下りてきた六人は、おのおのナイフやスタンガンを持って一斉にハジメ達に襲いかかった。

「破っ!」

 瞬時に見極めたハジメは、届く獲物の順番に合わせて手首にジャブを打ち込んで迎撃する。

 二人ほどナイフを落としたので、すぐにパトカーの下に蹴り入れると構えに戻る。男たちは予想外の反撃にあったのだろう、攻撃を躊躇して膠着状態となった。

 ハジメの家は代々武道もしくは格闘技をやる脳筋……いや格闘家系である。祖父母にいたっては、どっちがプロポーズするかでもめて、河原で決闘して決めたという逸話が残っているほどだ。

 物心ついたときから、技を教えられたり体力作りなどであやされたハジメは、ある意味格闘家の申し子ともいえる。

「一撃……必中……必殺」

 そう小声で呟く。集中するための言霊だ。そして武道の心得のある祖母からの教えを思い返す。
 ──なにかあったら逃げなさい、わざわざ戦う必要はないわ。でもどうしても戦わなければならない時は、最悪の事態を考えて最善の方法を取るのよ──、と。

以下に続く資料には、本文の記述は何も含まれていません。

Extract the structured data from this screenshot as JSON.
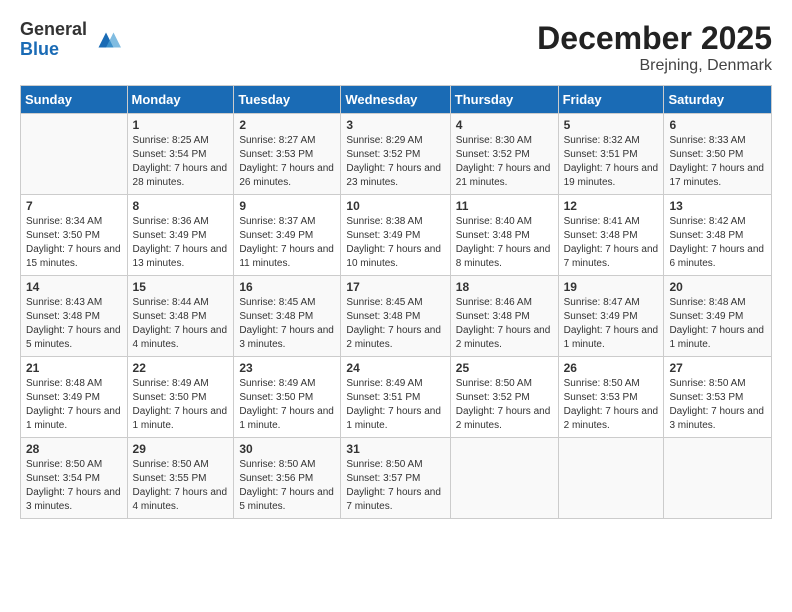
{
  "logo": {
    "general": "General",
    "blue": "Blue"
  },
  "title": "December 2025",
  "location": "Brejning, Denmark",
  "days_header": [
    "Sunday",
    "Monday",
    "Tuesday",
    "Wednesday",
    "Thursday",
    "Friday",
    "Saturday"
  ],
  "weeks": [
    [
      {
        "day": "",
        "content": ""
      },
      {
        "day": "1",
        "content": "Sunrise: 8:25 AM\nSunset: 3:54 PM\nDaylight: 7 hours and 28 minutes."
      },
      {
        "day": "2",
        "content": "Sunrise: 8:27 AM\nSunset: 3:53 PM\nDaylight: 7 hours and 26 minutes."
      },
      {
        "day": "3",
        "content": "Sunrise: 8:29 AM\nSunset: 3:52 PM\nDaylight: 7 hours and 23 minutes."
      },
      {
        "day": "4",
        "content": "Sunrise: 8:30 AM\nSunset: 3:52 PM\nDaylight: 7 hours and 21 minutes."
      },
      {
        "day": "5",
        "content": "Sunrise: 8:32 AM\nSunset: 3:51 PM\nDaylight: 7 hours and 19 minutes."
      },
      {
        "day": "6",
        "content": "Sunrise: 8:33 AM\nSunset: 3:50 PM\nDaylight: 7 hours and 17 minutes."
      }
    ],
    [
      {
        "day": "7",
        "content": "Sunrise: 8:34 AM\nSunset: 3:50 PM\nDaylight: 7 hours and 15 minutes."
      },
      {
        "day": "8",
        "content": "Sunrise: 8:36 AM\nSunset: 3:49 PM\nDaylight: 7 hours and 13 minutes."
      },
      {
        "day": "9",
        "content": "Sunrise: 8:37 AM\nSunset: 3:49 PM\nDaylight: 7 hours and 11 minutes."
      },
      {
        "day": "10",
        "content": "Sunrise: 8:38 AM\nSunset: 3:49 PM\nDaylight: 7 hours and 10 minutes."
      },
      {
        "day": "11",
        "content": "Sunrise: 8:40 AM\nSunset: 3:48 PM\nDaylight: 7 hours and 8 minutes."
      },
      {
        "day": "12",
        "content": "Sunrise: 8:41 AM\nSunset: 3:48 PM\nDaylight: 7 hours and 7 minutes."
      },
      {
        "day": "13",
        "content": "Sunrise: 8:42 AM\nSunset: 3:48 PM\nDaylight: 7 hours and 6 minutes."
      }
    ],
    [
      {
        "day": "14",
        "content": "Sunrise: 8:43 AM\nSunset: 3:48 PM\nDaylight: 7 hours and 5 minutes."
      },
      {
        "day": "15",
        "content": "Sunrise: 8:44 AM\nSunset: 3:48 PM\nDaylight: 7 hours and 4 minutes."
      },
      {
        "day": "16",
        "content": "Sunrise: 8:45 AM\nSunset: 3:48 PM\nDaylight: 7 hours and 3 minutes."
      },
      {
        "day": "17",
        "content": "Sunrise: 8:45 AM\nSunset: 3:48 PM\nDaylight: 7 hours and 2 minutes."
      },
      {
        "day": "18",
        "content": "Sunrise: 8:46 AM\nSunset: 3:48 PM\nDaylight: 7 hours and 2 minutes."
      },
      {
        "day": "19",
        "content": "Sunrise: 8:47 AM\nSunset: 3:49 PM\nDaylight: 7 hours and 1 minute."
      },
      {
        "day": "20",
        "content": "Sunrise: 8:48 AM\nSunset: 3:49 PM\nDaylight: 7 hours and 1 minute."
      }
    ],
    [
      {
        "day": "21",
        "content": "Sunrise: 8:48 AM\nSunset: 3:49 PM\nDaylight: 7 hours and 1 minute."
      },
      {
        "day": "22",
        "content": "Sunrise: 8:49 AM\nSunset: 3:50 PM\nDaylight: 7 hours and 1 minute."
      },
      {
        "day": "23",
        "content": "Sunrise: 8:49 AM\nSunset: 3:50 PM\nDaylight: 7 hours and 1 minute."
      },
      {
        "day": "24",
        "content": "Sunrise: 8:49 AM\nSunset: 3:51 PM\nDaylight: 7 hours and 1 minute."
      },
      {
        "day": "25",
        "content": "Sunrise: 8:50 AM\nSunset: 3:52 PM\nDaylight: 7 hours and 2 minutes."
      },
      {
        "day": "26",
        "content": "Sunrise: 8:50 AM\nSunset: 3:53 PM\nDaylight: 7 hours and 2 minutes."
      },
      {
        "day": "27",
        "content": "Sunrise: 8:50 AM\nSunset: 3:53 PM\nDaylight: 7 hours and 3 minutes."
      }
    ],
    [
      {
        "day": "28",
        "content": "Sunrise: 8:50 AM\nSunset: 3:54 PM\nDaylight: 7 hours and 3 minutes."
      },
      {
        "day": "29",
        "content": "Sunrise: 8:50 AM\nSunset: 3:55 PM\nDaylight: 7 hours and 4 minutes."
      },
      {
        "day": "30",
        "content": "Sunrise: 8:50 AM\nSunset: 3:56 PM\nDaylight: 7 hours and 5 minutes."
      },
      {
        "day": "31",
        "content": "Sunrise: 8:50 AM\nSunset: 3:57 PM\nDaylight: 7 hours and 7 minutes."
      },
      {
        "day": "",
        "content": ""
      },
      {
        "day": "",
        "content": ""
      },
      {
        "day": "",
        "content": ""
      }
    ]
  ]
}
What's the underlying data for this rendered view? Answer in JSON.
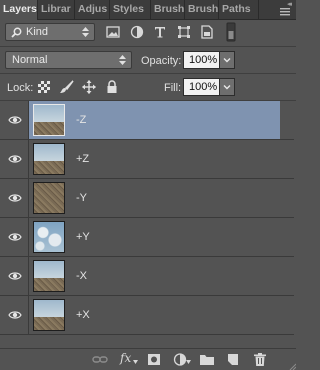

 最悪の事態、それは無手(武器無し)で武装した集団を相手にすること。

 夏生を護るため逃げ出すことはできない。そして武装した六人に囲まれている。今がその時だと覚悟を決めたハジメは、警察官から格闘家、いや、武道家として意識を切り換えた。

「何をしている、早く拉致ってこい」

 ワンボックスカーの中から声がとんできた。どうやら運転手が主犯らしい。

──拉致ってこい? 殺すのが目的じゃない? スタンガンはそれのためか──

 じりじりと近づく男たちにハジメはさらに意識を研ぎ澄ませる。目で威嚇しながら警戒していると、ひとり足りないことに気がついた。

「おねえさん後ろ」

 大破したパトカーに隠れて後ろからスタンガン男が手を伸ばしたところだった。
 夏生の助言で振り向くと、その手首を掴み捻りあげる。
 たまらずスタンガンを落とした男を合気でそばに寄せてみぞおちに一撃を入れる。

「がはぁ」

男は腹を押さえながらのたうち回る、どうみても行動不能となった。